Prozess am Landgericht

Drogen aus der Packstation

Olching/München – Blaue Geister, gelber Supermann – die Namen der euphorisierenden Pillen, die ein 33-jähriger aus Olching vertickt haben soll, klingen phantasievoll.

 Genauso erfinderisch gestaltete der Mann die Art und Weise, wie er sich Ecstasy, LSD und Kokain in großer Menge beschaffte und damit handelte. Jetzt musste sich der 33-Jährige vor dem Münchner Landgericht verantworten.

Der Staatsanwaltschaft sind gut ein Dutzend Fälle bekannt, in denen der Angeklagte als Zwischenhändler agierte und damit seinen Eigenkonsum finanzierte. Sein Geschäft funktionierte so: Bei Dealern, vorwiegend aus Holland, bestellte er Pillen und Pulver. Doch er ließ sich die Sendungen nicht heimschicken, sondern an Packstationen in Fürstenfeldbruck, Gröbenzell, Olching, Puchheim, Unterschleißheim und Prien.

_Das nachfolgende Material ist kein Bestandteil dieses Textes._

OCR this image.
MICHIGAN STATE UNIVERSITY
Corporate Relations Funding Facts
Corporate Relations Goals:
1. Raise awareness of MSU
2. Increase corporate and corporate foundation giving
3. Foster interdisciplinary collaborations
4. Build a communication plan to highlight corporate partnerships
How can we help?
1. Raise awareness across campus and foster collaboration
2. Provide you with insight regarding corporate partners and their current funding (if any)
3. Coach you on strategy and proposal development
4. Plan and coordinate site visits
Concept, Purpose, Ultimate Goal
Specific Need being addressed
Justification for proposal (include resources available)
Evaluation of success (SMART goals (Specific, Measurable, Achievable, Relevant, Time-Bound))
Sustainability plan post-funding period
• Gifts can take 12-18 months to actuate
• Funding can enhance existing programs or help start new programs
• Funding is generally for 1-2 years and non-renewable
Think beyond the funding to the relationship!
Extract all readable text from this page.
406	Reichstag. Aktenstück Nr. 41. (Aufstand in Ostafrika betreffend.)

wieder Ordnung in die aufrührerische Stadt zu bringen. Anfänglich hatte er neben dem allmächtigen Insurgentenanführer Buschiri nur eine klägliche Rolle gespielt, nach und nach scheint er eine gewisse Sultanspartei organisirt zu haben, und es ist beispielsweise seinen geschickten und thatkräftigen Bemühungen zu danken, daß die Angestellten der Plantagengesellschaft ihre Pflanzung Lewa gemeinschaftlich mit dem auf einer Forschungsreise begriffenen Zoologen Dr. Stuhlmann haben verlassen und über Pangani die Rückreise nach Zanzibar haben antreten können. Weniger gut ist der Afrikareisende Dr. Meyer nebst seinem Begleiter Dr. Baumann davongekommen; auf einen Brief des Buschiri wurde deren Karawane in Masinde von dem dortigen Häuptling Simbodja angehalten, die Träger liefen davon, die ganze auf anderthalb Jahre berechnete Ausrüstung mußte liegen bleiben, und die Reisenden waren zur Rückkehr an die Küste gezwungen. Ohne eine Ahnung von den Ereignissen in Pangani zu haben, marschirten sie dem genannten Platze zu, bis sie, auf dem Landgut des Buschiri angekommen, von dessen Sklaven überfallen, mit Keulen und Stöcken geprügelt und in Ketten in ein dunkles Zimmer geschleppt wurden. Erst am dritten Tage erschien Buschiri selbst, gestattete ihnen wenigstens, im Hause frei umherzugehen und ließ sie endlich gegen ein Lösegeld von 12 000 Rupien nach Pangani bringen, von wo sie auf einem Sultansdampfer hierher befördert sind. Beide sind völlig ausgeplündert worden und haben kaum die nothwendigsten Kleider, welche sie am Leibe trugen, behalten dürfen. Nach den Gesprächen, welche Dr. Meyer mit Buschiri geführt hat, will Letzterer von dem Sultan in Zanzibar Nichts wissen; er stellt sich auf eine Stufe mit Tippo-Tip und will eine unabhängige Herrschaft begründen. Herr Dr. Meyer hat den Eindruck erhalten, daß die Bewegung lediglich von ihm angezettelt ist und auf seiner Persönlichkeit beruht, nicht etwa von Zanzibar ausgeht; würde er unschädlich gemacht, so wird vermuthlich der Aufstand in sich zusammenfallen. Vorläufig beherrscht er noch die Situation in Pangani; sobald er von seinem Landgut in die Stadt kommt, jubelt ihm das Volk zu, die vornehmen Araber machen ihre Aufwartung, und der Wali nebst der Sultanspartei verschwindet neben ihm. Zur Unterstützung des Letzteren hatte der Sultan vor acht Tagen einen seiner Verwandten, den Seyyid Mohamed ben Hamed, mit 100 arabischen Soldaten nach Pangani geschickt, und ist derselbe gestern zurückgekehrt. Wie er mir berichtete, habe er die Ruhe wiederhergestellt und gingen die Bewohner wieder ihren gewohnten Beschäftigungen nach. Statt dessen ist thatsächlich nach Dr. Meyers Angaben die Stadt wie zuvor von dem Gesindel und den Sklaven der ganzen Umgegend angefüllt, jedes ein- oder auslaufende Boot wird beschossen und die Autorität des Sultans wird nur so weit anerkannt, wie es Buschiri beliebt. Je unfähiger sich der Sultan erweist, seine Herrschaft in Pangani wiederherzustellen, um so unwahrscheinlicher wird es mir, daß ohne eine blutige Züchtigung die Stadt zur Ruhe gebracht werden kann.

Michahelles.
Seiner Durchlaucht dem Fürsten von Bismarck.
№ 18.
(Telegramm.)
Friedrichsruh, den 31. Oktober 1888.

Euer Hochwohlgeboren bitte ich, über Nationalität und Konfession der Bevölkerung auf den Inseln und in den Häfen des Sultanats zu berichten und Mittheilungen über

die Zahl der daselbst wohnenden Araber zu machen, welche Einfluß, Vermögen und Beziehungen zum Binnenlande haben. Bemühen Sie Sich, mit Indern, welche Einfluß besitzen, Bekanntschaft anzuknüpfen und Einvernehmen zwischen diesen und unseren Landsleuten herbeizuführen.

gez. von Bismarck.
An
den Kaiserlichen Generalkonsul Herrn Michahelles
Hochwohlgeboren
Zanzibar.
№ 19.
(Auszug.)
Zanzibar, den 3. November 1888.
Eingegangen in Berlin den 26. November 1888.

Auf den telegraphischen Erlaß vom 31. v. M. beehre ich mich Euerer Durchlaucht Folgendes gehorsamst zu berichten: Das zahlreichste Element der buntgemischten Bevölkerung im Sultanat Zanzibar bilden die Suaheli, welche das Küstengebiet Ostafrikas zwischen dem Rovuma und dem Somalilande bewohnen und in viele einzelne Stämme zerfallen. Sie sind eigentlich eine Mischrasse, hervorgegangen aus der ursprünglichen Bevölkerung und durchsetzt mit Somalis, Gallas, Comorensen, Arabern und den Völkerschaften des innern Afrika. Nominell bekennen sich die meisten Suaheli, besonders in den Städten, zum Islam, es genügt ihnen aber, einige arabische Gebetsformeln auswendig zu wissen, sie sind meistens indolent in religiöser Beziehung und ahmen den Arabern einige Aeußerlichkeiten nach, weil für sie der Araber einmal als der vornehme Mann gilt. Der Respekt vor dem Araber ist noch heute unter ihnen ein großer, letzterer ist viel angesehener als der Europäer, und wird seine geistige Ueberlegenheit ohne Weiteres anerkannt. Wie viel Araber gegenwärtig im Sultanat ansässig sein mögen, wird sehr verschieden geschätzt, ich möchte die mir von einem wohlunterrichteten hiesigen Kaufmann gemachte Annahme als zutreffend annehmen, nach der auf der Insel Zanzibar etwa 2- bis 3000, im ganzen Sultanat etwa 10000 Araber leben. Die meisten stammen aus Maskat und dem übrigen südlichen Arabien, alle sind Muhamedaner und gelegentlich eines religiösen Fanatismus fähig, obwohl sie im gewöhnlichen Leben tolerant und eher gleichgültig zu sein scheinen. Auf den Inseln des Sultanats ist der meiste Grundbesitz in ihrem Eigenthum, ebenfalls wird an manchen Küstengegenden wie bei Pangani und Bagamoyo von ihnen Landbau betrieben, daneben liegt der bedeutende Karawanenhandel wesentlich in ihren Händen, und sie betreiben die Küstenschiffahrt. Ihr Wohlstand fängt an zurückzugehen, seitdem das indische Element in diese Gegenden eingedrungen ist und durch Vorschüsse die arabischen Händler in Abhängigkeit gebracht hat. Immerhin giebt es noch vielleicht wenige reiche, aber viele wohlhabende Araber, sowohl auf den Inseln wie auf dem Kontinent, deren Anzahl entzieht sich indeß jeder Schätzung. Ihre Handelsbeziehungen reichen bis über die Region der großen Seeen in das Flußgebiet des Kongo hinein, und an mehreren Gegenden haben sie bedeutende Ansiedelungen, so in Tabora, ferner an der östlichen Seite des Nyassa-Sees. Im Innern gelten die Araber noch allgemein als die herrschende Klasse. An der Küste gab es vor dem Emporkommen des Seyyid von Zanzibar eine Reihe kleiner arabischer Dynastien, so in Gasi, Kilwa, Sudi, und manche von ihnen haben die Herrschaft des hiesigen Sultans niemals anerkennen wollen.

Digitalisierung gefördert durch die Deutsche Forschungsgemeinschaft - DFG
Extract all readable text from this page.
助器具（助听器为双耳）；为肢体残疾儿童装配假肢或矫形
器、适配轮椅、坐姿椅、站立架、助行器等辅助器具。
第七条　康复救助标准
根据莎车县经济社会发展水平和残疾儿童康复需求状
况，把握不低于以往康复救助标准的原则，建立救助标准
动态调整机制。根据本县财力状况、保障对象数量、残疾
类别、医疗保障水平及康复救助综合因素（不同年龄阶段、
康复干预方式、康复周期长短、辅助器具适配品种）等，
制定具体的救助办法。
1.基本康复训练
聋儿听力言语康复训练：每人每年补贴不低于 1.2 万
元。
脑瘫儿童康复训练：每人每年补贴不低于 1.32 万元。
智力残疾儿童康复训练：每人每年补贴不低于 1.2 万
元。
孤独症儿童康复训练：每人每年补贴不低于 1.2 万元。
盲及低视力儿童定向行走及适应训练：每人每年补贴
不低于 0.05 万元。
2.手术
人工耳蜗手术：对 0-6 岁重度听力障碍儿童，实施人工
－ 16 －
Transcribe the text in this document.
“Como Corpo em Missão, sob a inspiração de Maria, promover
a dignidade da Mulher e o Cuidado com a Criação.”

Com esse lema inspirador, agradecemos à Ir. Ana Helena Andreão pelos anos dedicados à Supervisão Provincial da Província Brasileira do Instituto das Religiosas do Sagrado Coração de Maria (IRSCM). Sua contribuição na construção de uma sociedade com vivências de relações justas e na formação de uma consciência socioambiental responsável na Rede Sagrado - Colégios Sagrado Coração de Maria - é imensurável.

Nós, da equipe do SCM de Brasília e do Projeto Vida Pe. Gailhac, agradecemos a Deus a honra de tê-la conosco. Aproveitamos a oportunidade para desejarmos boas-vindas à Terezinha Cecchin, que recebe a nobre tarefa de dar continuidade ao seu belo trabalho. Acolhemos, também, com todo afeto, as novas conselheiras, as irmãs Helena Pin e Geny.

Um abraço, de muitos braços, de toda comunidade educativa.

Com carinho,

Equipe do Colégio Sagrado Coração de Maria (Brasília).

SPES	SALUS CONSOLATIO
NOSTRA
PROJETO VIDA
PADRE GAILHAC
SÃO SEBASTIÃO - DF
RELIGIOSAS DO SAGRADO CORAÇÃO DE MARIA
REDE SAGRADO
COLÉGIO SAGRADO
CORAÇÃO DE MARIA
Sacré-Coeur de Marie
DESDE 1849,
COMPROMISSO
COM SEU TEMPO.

Damit man ihm nicht auf die Schliche kommt, benutzte der 33-Jährige die Zugangsdaten von Postkunden. Die beschaffte er sich, indem er sich im Internet in die Accounts der Ahnungslosen hackte. Und wenn die Sendungen da waren, holte er sie mit gefälschten Abholscheinen und fremdem Namen ab. Dann konsumierte er die Drogen selbst oder verkaufte sie häppchenweise weiter. Irgendwann wurde die Post misstrauisch und informierte die Polizei.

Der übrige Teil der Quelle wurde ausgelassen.